Not an Adjective By Julia Jarvis (Age 17)

As humans, we feel compelled to have some sort of obsession. Maybe it’s that hot, up-and-coming movie star you just saw on the big screen last weekend (because you have to admit, Ansel Elgort is gorgeous), or that body spray you bought at Bath and Body Works last summer (I, myself, have grown very fond of Paris Amour). Whatever your obsession, whether a person or a thing, you probably feel attached, buying all of his work or spraying it every day before you leave the house. You see, I have obsessions, too, but to me, the word ‘obsession’ means something completely different. To me, obsessive is the first word of my severe anxiety disorder: Obsessive Compulsive Disorder (OCD).

I’ve been made fun of before. I don’t touch doorknobs. I don’t use public restrooms (even when out of the house for fourteen plus hours). I wash my hands compulsively. “Oh, she is such a germaphobe.” “So if I poked you would you wash your arm?” “What if I hugged you? Would you have to take a shower?” When I’m out for lunch or dinner with friends, they see me pull out a wipe. And when I start to wash my hands for sometimes ten minutes straight, that’s when they judge. Some say, “Stop washing your hands!” I wish it were that easy. When I feel contaminated, I think that washing will help. It seldom does, but the thing is, the monster in my head is telling me that if I don’t scrub every little corner of my hands, I will get violently sick. It’s telling me, “You missed a spot,” while seemingly laughing at my insecurity. This monster picks at these things because he knows he will win.

It’s not just germs, though. No, it’s also checking, repeating, counting… I am obsessed with symmetry. Things have to be neat, stacked, and in the “correct” order. Whenever I am home alone, which let me assure you, is often, I check, and recheck, that all of the doors and windows are locked, even when I know for a fact they are. This doubting fear inside of me tells me, “If that door is unlocked, somebody will break in. And it will be your fault when the house gets robbed.” In spite of this, I do not live in a high crime area. In fact, I might even live in a no crime area. But that doesn’t stop my mind from wandering to the “what if’s,” worrying about this “danger” that isn’t actually there. It is this same doubt that forces me to lock the car doors while my mom runs into the drugstore to buy some Tic-Tacs. If I don’t, the anxiety will start munching at my brain, ultimately taking over my body.

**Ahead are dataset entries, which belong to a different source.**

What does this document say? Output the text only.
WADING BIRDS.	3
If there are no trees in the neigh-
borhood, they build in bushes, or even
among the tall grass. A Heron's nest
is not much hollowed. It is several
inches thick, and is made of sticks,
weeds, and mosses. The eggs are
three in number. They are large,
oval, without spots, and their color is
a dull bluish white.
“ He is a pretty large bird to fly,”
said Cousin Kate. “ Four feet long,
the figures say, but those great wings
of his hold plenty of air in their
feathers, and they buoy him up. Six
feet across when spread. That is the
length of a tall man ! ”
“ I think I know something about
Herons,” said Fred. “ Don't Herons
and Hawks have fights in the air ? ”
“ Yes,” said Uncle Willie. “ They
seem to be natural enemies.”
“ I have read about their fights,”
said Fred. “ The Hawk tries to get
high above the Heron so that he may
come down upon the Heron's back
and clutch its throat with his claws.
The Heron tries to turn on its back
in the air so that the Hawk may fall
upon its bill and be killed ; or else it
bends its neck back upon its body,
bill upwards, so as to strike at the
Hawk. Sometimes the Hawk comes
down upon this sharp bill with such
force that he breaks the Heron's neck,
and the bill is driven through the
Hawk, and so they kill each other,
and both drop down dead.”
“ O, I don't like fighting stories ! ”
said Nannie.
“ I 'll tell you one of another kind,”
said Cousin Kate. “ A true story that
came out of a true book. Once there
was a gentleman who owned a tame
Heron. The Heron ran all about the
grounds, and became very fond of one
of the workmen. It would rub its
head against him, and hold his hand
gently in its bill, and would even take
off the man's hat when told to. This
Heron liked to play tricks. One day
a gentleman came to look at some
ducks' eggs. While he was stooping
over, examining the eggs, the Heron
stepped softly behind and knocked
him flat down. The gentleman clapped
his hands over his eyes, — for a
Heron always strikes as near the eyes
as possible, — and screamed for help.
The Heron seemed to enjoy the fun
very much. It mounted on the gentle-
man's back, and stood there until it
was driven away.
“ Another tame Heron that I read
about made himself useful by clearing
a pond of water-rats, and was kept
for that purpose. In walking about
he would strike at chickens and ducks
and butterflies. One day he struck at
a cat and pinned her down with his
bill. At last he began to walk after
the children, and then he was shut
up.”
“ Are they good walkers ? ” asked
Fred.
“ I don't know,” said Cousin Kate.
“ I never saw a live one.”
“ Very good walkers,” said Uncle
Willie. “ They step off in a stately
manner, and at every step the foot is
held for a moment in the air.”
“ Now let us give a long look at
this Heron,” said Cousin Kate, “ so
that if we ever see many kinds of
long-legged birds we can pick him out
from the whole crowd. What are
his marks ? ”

I reread the same passage in a book several times, in fear that I omitted some words or missed something huge. I rewrite sentences: words: letters until they look perfect. Sometimes, when I feel that I did not say something correctly or I’m not sure if I said anything at all, I say the line over and over again until it feels right. What is perfect? What is right? My OCD knows, but I sure don’t.

Stemming off of this, there is the counting. For most people, the number ten is just that: the number ten. But for me, it holds this significance, and for this reason, I must perform certain actions in correlation to it. For instance, I wash my hands in groups of ten: ten seconds scrubbing with soap, ten seconds rinsing one hand, ten seconds rinsing the other, ten seconds drying…ten times. I shower in groups of ten. I make sure my walk from my room to the stairs is exactly ten steps. If it is more or less or forget to count, I have to turn around and start over.

I also have aggressive obsessions. I have visions that honestly freak me out. If I am holding a kitchen knife, I see myself impulsively hurting somebody in my family or dropping it on my cat, just because I can. I fear that I will punch a friend, not out of anger, but just because I can. After having these thoughts, I worry. In my mind, having a morbid thought is as brutal as committing the action itself. Although I do not have any intentions to harm a loved one, my OCD threatens me with the words, “Well, what if?”

Julia JarvisIt used to really bother me when people used the term OCD casually in a conversation – “I need to clean my desk. I am so OCD.” – and I’m not going to lie, it still does. OCD is notsynonymous with concerned. It is an actual chronic illness. And my disorder is not an adjective. I am not an adjective.

While there is so much that has been left unsaid, I feel that this is a start. My head is certainly not a happy place to arrange a home, but it is the only home I know. With any anxious thought, it is important to tell yourself, “I am having this thought. It is only a thought. I do not have to give it any power.” I talk back to myself to prove the anxiety wrong, using logic and facts to support. Exposure therapy is beyond agonizing, but I recognize it as obligatory. My OCD has helped me see that things never turn out as horrifically as I had once predicted. So… I am not ashamed.